On Competitiveness of Dynamic Replication for Distributed Data Access
Tianyu Zuo, Xueyan Tang, Bu Sung Lee, Jianfei Cai
TL;DR
This work studies online dynamic replication for distributed data access, aiming to minimize total storage and transfer costs across geo-distributed servers with heterogeneous storage rates. It refutes prior claims of a $2$-competitive online algorithm, proves a universal lower bound $>2$ for deterministic online strategies, and presents a new online algorithm with a tight competitiveness bound of $\max\{2, \min\{\gamma,3\}\}$, where $\gamma$ is the max/min storage-rate ratio across servers. The analysis uses a novel induction-based cost allocation and classifies operations into regular and special copies to bound the online versus offline performance; the bounds are shown to be tight via explicit counterexamples and matching constructions.
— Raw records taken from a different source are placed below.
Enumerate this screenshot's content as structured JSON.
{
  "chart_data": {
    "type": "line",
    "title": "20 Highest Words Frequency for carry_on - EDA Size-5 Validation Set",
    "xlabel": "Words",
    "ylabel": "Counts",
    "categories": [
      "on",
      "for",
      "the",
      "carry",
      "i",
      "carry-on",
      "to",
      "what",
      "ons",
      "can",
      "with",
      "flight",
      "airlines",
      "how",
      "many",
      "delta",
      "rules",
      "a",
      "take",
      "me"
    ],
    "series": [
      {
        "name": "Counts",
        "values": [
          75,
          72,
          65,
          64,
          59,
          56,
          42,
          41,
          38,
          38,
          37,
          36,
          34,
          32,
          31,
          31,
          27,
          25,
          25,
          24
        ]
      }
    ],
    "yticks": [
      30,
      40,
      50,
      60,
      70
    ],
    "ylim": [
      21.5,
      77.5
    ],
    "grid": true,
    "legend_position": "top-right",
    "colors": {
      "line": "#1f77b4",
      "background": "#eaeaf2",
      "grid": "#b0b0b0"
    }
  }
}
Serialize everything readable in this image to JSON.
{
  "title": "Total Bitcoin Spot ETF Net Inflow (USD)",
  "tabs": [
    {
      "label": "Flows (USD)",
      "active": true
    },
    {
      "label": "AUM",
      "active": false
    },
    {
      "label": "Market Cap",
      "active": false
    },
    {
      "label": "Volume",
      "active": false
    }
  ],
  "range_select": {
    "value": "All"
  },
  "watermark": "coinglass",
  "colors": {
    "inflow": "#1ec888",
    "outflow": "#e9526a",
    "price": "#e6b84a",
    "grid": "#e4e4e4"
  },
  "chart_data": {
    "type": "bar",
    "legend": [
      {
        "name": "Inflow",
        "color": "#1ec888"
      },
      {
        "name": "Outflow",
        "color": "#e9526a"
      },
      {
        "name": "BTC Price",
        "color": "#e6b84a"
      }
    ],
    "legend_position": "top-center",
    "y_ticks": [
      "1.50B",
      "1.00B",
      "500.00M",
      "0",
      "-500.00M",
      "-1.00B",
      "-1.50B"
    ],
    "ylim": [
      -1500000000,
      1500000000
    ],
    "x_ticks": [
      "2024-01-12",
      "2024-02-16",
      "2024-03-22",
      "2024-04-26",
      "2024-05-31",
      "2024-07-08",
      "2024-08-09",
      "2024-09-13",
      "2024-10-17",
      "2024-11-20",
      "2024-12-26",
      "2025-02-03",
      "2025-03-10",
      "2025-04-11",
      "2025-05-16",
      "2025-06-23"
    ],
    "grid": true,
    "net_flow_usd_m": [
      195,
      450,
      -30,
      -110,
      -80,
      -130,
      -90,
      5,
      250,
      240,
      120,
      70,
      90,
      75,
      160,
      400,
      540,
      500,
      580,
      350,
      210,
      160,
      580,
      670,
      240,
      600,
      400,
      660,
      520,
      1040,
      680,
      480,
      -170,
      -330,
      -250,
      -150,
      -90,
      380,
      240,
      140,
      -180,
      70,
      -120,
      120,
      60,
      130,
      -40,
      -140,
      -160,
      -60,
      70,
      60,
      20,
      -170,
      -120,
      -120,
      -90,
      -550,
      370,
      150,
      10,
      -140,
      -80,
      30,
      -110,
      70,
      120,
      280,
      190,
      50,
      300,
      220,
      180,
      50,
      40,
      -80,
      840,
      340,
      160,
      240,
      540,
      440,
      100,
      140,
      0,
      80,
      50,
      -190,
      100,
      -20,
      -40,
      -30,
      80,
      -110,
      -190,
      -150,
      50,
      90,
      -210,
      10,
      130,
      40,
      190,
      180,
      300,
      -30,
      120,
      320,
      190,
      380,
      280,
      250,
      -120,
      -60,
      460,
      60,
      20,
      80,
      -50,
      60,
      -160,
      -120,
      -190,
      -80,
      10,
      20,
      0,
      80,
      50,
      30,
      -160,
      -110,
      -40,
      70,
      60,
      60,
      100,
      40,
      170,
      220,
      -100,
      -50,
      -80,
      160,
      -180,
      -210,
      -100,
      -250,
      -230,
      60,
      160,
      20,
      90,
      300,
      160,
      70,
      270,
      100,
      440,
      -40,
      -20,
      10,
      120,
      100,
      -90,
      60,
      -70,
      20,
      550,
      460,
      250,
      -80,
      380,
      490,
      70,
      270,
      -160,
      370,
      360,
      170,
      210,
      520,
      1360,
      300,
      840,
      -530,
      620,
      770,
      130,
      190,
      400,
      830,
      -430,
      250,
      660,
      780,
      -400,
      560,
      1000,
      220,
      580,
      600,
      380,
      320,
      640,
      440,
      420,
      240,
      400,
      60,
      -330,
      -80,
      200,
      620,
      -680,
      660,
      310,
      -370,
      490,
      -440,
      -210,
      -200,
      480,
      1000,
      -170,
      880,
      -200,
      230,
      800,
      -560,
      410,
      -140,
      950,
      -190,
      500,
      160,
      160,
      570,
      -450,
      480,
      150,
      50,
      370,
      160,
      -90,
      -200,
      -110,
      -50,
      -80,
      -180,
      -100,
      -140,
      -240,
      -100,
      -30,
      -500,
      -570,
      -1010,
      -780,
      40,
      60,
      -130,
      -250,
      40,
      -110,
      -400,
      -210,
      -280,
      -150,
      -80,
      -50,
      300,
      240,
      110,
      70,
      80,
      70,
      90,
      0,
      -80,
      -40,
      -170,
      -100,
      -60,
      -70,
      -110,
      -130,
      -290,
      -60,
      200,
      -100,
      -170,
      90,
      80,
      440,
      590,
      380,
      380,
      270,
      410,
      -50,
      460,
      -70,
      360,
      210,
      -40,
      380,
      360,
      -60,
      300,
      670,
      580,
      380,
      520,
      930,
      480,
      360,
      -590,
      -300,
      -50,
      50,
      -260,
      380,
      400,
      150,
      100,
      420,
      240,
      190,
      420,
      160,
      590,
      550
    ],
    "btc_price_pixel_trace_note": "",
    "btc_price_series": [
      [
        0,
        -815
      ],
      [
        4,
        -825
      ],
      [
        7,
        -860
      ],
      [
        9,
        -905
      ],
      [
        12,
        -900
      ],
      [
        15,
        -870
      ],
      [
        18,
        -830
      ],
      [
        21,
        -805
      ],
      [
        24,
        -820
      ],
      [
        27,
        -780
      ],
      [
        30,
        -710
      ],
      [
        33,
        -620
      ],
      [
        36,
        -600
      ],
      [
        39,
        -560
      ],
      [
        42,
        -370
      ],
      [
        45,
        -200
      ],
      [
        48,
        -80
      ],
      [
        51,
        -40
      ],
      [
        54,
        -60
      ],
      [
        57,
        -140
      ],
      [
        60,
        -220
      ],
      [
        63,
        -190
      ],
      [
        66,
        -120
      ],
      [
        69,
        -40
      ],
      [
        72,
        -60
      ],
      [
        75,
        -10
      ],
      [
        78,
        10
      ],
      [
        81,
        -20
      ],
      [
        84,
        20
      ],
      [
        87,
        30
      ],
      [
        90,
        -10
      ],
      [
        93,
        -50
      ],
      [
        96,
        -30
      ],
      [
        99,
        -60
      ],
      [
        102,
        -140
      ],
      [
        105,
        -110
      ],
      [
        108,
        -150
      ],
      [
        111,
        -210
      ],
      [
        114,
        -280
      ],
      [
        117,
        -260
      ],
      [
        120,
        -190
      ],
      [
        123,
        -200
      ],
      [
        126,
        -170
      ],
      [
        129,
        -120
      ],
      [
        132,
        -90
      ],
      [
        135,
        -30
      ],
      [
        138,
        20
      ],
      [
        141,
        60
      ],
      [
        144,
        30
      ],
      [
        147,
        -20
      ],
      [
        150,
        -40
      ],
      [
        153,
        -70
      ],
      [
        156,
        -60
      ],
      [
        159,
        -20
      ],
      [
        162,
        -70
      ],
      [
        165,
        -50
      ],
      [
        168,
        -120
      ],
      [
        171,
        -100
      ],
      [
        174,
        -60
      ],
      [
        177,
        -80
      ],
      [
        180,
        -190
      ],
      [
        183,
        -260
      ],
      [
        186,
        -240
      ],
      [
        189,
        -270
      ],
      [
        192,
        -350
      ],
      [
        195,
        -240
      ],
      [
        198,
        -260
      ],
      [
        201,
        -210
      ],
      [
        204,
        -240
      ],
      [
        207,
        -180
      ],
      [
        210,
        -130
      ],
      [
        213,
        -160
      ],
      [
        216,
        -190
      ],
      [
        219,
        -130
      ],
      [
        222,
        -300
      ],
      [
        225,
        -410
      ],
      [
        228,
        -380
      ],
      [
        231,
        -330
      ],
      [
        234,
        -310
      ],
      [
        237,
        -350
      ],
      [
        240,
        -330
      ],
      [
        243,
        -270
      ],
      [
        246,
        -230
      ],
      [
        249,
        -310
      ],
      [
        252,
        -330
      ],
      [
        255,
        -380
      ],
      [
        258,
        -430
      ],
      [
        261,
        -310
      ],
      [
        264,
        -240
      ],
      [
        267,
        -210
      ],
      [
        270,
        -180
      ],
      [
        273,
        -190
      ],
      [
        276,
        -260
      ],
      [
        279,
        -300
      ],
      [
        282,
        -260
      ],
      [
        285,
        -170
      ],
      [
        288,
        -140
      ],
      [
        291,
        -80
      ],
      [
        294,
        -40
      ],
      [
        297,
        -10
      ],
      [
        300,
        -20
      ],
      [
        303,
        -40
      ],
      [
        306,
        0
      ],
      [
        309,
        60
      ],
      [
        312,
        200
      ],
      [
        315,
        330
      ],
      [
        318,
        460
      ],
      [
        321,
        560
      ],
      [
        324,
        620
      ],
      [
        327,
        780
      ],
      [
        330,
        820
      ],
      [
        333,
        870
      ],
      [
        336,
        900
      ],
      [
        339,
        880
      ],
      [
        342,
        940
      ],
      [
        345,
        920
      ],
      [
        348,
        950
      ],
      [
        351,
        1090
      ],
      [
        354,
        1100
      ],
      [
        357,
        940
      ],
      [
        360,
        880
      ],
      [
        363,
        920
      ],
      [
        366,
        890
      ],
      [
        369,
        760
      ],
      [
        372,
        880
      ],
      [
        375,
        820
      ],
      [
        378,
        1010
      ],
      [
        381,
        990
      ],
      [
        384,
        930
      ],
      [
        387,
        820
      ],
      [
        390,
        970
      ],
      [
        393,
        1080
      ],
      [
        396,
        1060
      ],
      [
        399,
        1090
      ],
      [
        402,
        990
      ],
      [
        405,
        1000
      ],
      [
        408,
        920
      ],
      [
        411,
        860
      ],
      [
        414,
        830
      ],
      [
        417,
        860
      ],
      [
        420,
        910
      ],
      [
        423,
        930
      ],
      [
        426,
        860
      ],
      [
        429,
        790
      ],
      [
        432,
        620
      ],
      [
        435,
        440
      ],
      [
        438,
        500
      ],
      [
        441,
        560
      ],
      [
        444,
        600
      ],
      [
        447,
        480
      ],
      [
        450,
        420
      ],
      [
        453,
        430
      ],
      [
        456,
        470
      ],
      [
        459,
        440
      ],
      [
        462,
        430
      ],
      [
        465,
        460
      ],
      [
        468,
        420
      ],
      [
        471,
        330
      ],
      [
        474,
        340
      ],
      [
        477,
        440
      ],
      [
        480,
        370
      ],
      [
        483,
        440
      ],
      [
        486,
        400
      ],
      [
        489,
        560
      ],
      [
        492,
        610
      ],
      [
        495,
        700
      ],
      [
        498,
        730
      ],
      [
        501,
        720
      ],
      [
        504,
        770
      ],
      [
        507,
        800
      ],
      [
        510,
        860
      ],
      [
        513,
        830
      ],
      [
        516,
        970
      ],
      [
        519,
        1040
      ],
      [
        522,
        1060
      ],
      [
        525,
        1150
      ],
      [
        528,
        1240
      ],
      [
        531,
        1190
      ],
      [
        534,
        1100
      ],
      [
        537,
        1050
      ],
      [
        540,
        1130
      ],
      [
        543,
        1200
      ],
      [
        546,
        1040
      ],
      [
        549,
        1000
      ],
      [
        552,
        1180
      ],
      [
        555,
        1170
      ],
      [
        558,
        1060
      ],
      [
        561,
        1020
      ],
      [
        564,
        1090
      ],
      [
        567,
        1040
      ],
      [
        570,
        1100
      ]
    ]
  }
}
Empirical evaluation on real traces corroborates the theoretical findings and demonstrates practical gains over existing online approaches in typical transfer-cost regimes, offering rigorous guarantees for online replication in pay-as-you-go cloud and edge environments.
Abstract
This paper studies an online cost optimization problem for distributed storage and access. The goal is to dynamically create and delete copies of data objects over time at geo-distributed servers to serve access requests and minimize the total storage and network cost. We revisit a recent algorithm in the literature and show that it does not have a competitive ratio of $2$ as claimed by constructing a counterexample. We further prove that no deterministic online algorithm can achieve a competitive ratio bounded by $2$ for the general cost optimization problem. We develop an online algorithm and prove that it achieves a competitive ratio of $\max\{2, \min\{γ, 3\}\}$, where $γ$ is the max/min storage cost ratio among all servers. Examples are given to confirm the tightness of competitive analysis. We also empirically evaluate algorithms using real object access traces.